Время подходило к глубокой осени, проливные дожди обратили все ручьи в бурные потоки и реки, через которые перейти или переехать возможно было с большою опасностью; густые тучи застилали небо, а плотный туман погружал поселок в неприглядную мглу до такой степени, что не было видно и следов поселка, точно его никогда и не существовало. Такое климатическое условие усиливало бдительность хевсур, в виду опасности внезапного нападения на поселок враждебных племен под прикрытием тумана. У перекидного мостика стояли день и ночь сторожевые, наблюдая если не глазами, то чуткостью, которая никогда не вводила хевсур в заблуждение. Спущены были с цепей и овчарки, замечательный по силе и злости собаки, попасть которым на зубок было бы все равно, что обрекать себя заранее на явную смерть.

Памятна была эта осень для старшины Давида, он потерял любимого сына. Рана Георгия оказалась смертельною, он день ото дня чах и после долгих мучений умер, не обвиняя сестру в своей смерти. Но Кора не могла забыть рокового случая; от горя и угрызения совести она не знала, куда уйти, где укрыться от глаз людей и как успокоить себя; всюду преследовала ее тень брата, в гибели которого она не находила для себя оправдания; он снился ей каждую ночь, упрекая в неосторожности, и при болезненном душевном возбуждении представлялся нередко и наяву. Роковое событие воспроизводилось в Коре так живо и отчетливо, что оно часто являлось точно совершающимся актом; зрение и слух настолько были настроены и возбуждены, что в каждом предмете виделся ей брат, а в шелесте листьев или в ветерке слышался жалобный стон его.

Односельчане Давида советовали ему предоставить народному суду обсудить поступок дочери; тогда, — говорили они, — быть может, она успокоится, а что народ не поставить ей в вину убийство, в том не может быть и сомнения. Так и сделал Давид, оповестив соседние деревни о своем желании.

Старшины деревень не заставили себя долго ждать, они собрались на небольшой площадке среди поселка для обсуждения злополучного поступка Коры, известной лично каждому из старшин за выдающуюся героиню. Толпа хевсур окружала площадку в нетерпеливом ожидании народного суда, перед лицом которого [728] предстала 17-ти-летняя миловидная девушка, не так давно полная жизни и кипучей отваги, а теперь удручаемая гнетом страшного преступления.
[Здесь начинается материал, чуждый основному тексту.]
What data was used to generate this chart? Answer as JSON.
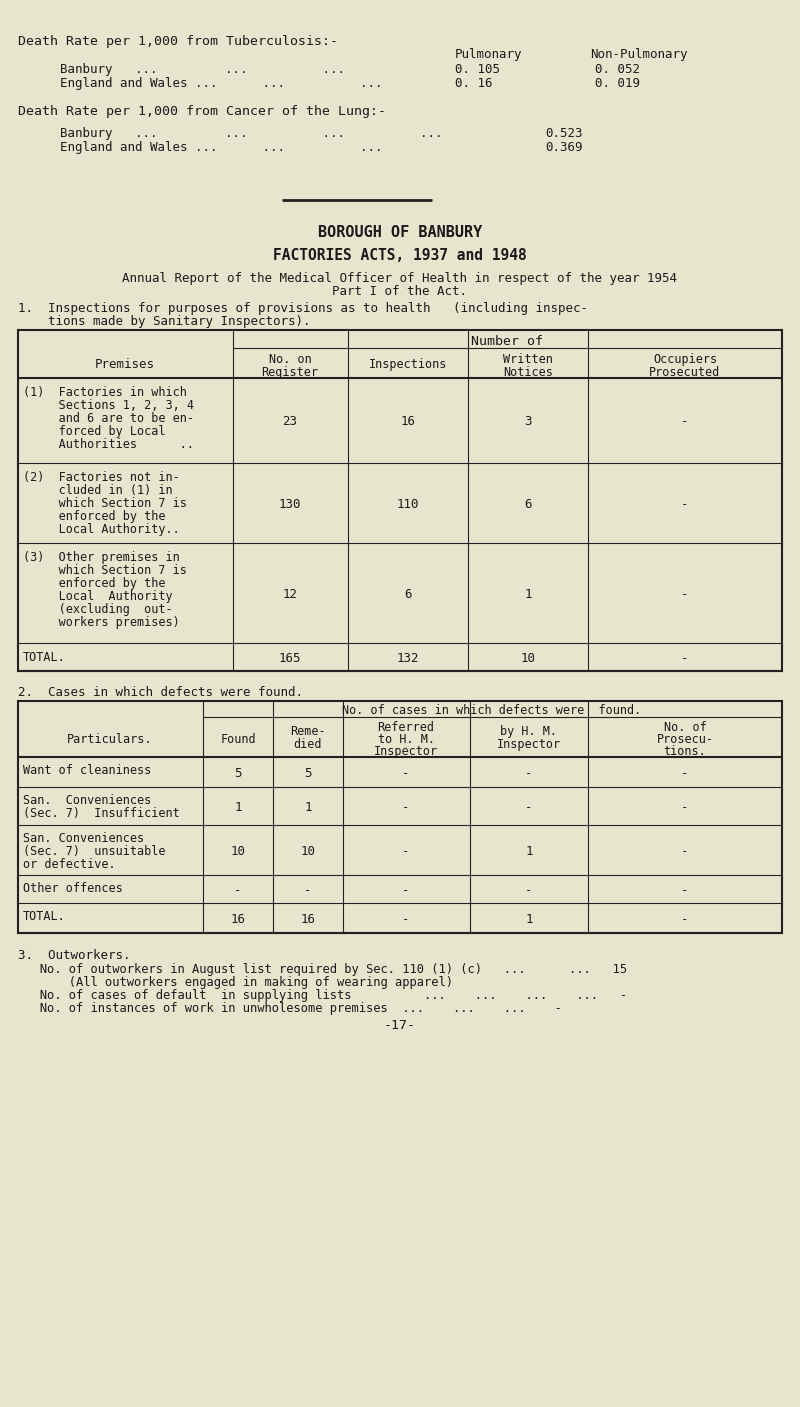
{
  "bg_color": "#e8e5ce",
  "text_color": "#1a1a1a",
  "tb_title": "Death Rate per 1,000 from Tuberculosis:-",
  "tb_header1": "Pulmonary",
  "tb_header2": "Non-Pulmonary",
  "tb_banbury_pul": "0. 105",
  "tb_banbury_nonpul": "0. 052",
  "tb_england_pul": "0. 16",
  "tb_england_nonpul": "0. 019",
  "lung_title": "Death Rate per 1,000 from Cancer of the Lung:-",
  "lung_banbury_val": "0.523",
  "lung_england_val": "0.369",
  "borough_title": "BOROUGH OF BANBURY",
  "acts_title": "FACTORIES ACTS, 1937 and 1948",
  "annual_line1": "Annual Report of the Medical Officer of Health in respect of the year 1954",
  "annual_line2": "Part I of the Act.",
  "insp_line1": "1.  Inspections for purposes of provisions as to health   (including inspec-",
  "insp_line2": "    tions made by Sanitary Inspectors).",
  "t1_number_of": "Number of",
  "t1_premises": "Premises",
  "t1_no_on": "No. on",
  "t1_register": "Register",
  "t1_inspections": "Inspections",
  "t1_written": "Written",
  "t1_notices": "Notices",
  "t1_occupiers": "Occupiers",
  "t1_prosecuted": "Prosecuted",
  "t1_rows": [
    {
      "label_lines": [
        "(1)  Factories in which",
        "     Sections 1, 2, 3, 4",
        "     and 6 are to be en-",
        "     forced by Local",
        "     Authorities      .."
      ],
      "reg": "23",
      "insp": "16",
      "written": "3",
      "occ": "-"
    },
    {
      "label_lines": [
        "(2)  Factories not in-",
        "     cluded in (1) in",
        "     which Section 7 is",
        "     enforced by the",
        "     Local Authority.."
      ],
      "reg": "130",
      "insp": "110",
      "written": "6",
      "occ": "-"
    },
    {
      "label_lines": [
        "(3)  Other premises in",
        "     which Section 7 is",
        "     enforced by the",
        "     Local  Authority",
        "     (excluding  out-",
        "     workers premises)"
      ],
      "reg": "12",
      "insp": "6",
      "written": "1",
      "occ": "-"
    },
    {
      "label_lines": [
        "TOTAL."
      ],
      "reg": "165",
      "insp": "132",
      "written": "10",
      "occ": "-"
    }
  ],
  "cases_heading": "2.  Cases in which defects were found.",
  "t2_header": "No. of cases in which defects were  found.",
  "t2_particulars": "Particulars.",
  "t2_found": "Found",
  "t2_remedied_1": "Reme-",
  "t2_remedied_2": "died",
  "t2_referred_1": "Referred",
  "t2_referred_2": "to H. M.",
  "t2_referred_3": "Inspector",
  "t2_hm_1": "by H. M.",
  "t2_hm_2": "Inspector",
  "t2_noof_1": "No. of",
  "t2_noof_2": "Prosecu-",
  "t2_noof_3": "tions.",
  "t2_rows": [
    {
      "label_lines": [
        "Want of cleaniness"
      ],
      "found": "5",
      "rem": "5",
      "ref": "-",
      "hm": "-",
      "pros": "-"
    },
    {
      "label_lines": [
        "San.  Conveniences",
        "(Sec. 7)  Insufficient"
      ],
      "found": "1",
      "rem": "1",
      "ref": "-",
      "hm": "-",
      "pros": "-"
    },
    {
      "label_lines": [
        "San. Conveniences",
        "(Sec. 7)  unsuitable",
        "or defective."
      ],
      "found": "10",
      "rem": "10",
      "ref": "-",
      "hm": "1",
      "pros": "-"
    },
    {
      "label_lines": [
        "Other offences"
      ],
      "found": "-",
      "rem": "-",
      "ref": "-",
      "hm": "-",
      "pros": "-"
    },
    {
      "label_lines": [
        "TOTAL."
      ],
      "found": "16",
      "rem": "16",
      "ref": "-",
      "hm": "1",
      "pros": "-"
    }
  ],
  "ow_title": "3.  Outworkers.",
  "ow_line1": "   No. of outworkers in August list required by Sec. 110 (1) (c)   ...      ...   15",
  "ow_line2": "       (All outworkers engaged in making of wearing apparel)",
  "ow_line3": "   No. of cases of default  in supplying lists          ...    ...    ...    ...   -",
  "ow_line4": "   No. of instances of work in unwholesome premises  ...    ...    ...    -",
  "page_num": "-17-"
}
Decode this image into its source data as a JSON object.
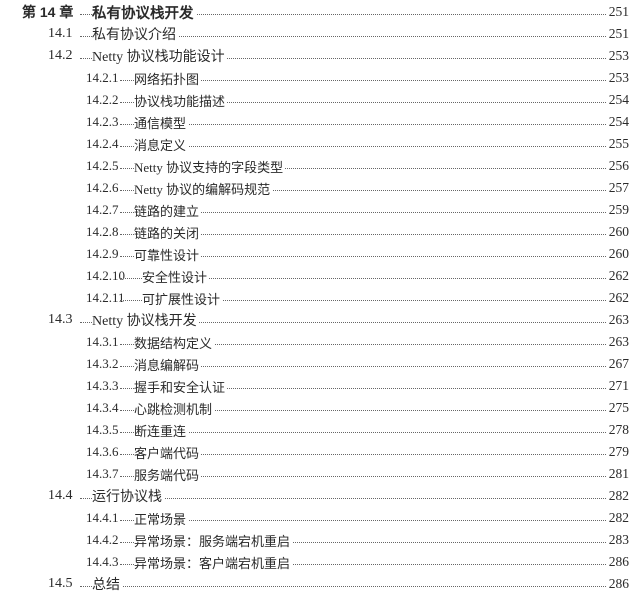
{
  "entries": [
    {
      "level": "chapter",
      "number": "第 14 章",
      "title": "私有协议栈开发",
      "page": "251"
    },
    {
      "level": "section",
      "number": "14.1",
      "title": "私有协议介绍",
      "page": "251"
    },
    {
      "level": "section",
      "number": "14.2",
      "title": "Netty 协议栈功能设计",
      "page": "253"
    },
    {
      "level": "sub",
      "number": "14.2.1",
      "title": "网络拓扑图",
      "page": "253"
    },
    {
      "level": "sub",
      "number": "14.2.2",
      "title": "协议栈功能描述",
      "page": "254"
    },
    {
      "level": "sub",
      "number": "14.2.3",
      "title": "通信模型",
      "page": "254"
    },
    {
      "level": "sub",
      "number": "14.2.4",
      "title": "消息定义",
      "page": "255"
    },
    {
      "level": "sub",
      "number": "14.2.5",
      "title": "Netty 协议支持的字段类型",
      "page": "256"
    },
    {
      "level": "sub",
      "number": "14.2.6",
      "title": "Netty 协议的编解码规范",
      "page": "257"
    },
    {
      "level": "sub",
      "number": "14.2.7",
      "title": "链路的建立",
      "page": "259"
    },
    {
      "level": "sub",
      "number": "14.2.8",
      "title": "链路的关闭",
      "page": "260"
    },
    {
      "level": "sub",
      "number": "14.2.9",
      "title": "可靠性设计",
      "page": "260"
    },
    {
      "level": "sub",
      "number": "14.2.10",
      "title": "安全性设计",
      "page": "262"
    },
    {
      "level": "sub",
      "number": "14.2.11",
      "title": "可扩展性设计",
      "page": "262"
    },
    {
      "level": "section",
      "number": "14.3",
      "title": "Netty 协议栈开发",
      "page": "263"
    },
    {
      "level": "sub",
      "number": "14.3.1",
      "title": "数据结构定义",
      "page": "263"
    },
    {
      "level": "sub",
      "number": "14.3.2",
      "title": "消息编解码",
      "page": "267"
    },
    {
      "level": "sub",
      "number": "14.3.3",
      "title": "握手和安全认证",
      "page": "271"
    },
    {
      "level": "sub",
      "number": "14.3.4",
      "title": "心跳检测机制",
      "page": "275"
    },
    {
      "level": "sub",
      "number": "14.3.5",
      "title": "断连重连",
      "page": "278"
    },
    {
      "level": "sub",
      "number": "14.3.6",
      "title": "客户端代码",
      "page": "279"
    },
    {
      "level": "sub",
      "number": "14.3.7",
      "title": "服务端代码",
      "page": "281"
    },
    {
      "level": "section",
      "number": "14.4",
      "title": "运行协议栈",
      "page": "282"
    },
    {
      "level": "sub",
      "number": "14.4.1",
      "title": "正常场景",
      "page": "282"
    },
    {
      "level": "sub",
      "number": "14.4.2",
      "title": "异常场景：服务端宕机重启",
      "page": "283"
    },
    {
      "level": "sub",
      "number": "14.4.3",
      "title": "异常场景：客户端宕机重启",
      "page": "286"
    },
    {
      "level": "section",
      "number": "14.5",
      "title": "总结",
      "page": "286"
    }
  ]
}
— Расскажи все подробно, как случилось это убийство, — обратился к Коре один из старшин.

— Не хочу оправдываться, я виновата кругом в братоубийстве, страдания мои велики, и едва ли возможно искупить мое преступление.

— Да, да, все это так, но отвечай на вопрос, расскажи про несчастную случайность, нам нужно знать все подробности лично от тебя.

Кора с волнением и перерывами рассказала о роковом Выстреле.

— А были ли случаи, чтобы лезгины в одиночку подходили к вашему поселку близко? — спросил другой старшина.

— Очень часто, — отвечала Кора, — ходят и в одиночку и по два и по три; не далее как два дня тому назад видели в ущелье около капища двух лезгин.

— А ты лично наталкивалась когда нибудь в ущелье на них?

— В прошлом году отбила у трех лезгин 4-х-летнего ребенка из нашего поселка, а после того встречалась с ними в других местах.

— Скажи, Кора, хорошо ли ты стреляешь. Можешь ли в ста шагах попасть из винтовки пулею в шапку?

— Я забыла, когда давала промах из винтовки в меньший, чем шапка, предмет.

— Сколько шагов от могилы твоего жениха до куста, где сидел в злополучный день Георгий?

— Не более 60-ти шагов.

— Волновалась ли ты перед тем, как спустить курок?

— Нет.

— В руках не было дрожания и вообще ты была покойна, наводя цель на цветное пятно?

— Никогда у меня не дрожат руки, когда я навожу винтовку в неприятеля, но при этом выстреле мною овладела безотчетная нерешительность, которую я постаралась подавить...

— А после выстрела ты волновалась?

— Не помнила себя, событие казалось мне невероятным, но когда действительность открыла мне глаза, я не могла опомниться, как не могу прийти в себя до сих пор...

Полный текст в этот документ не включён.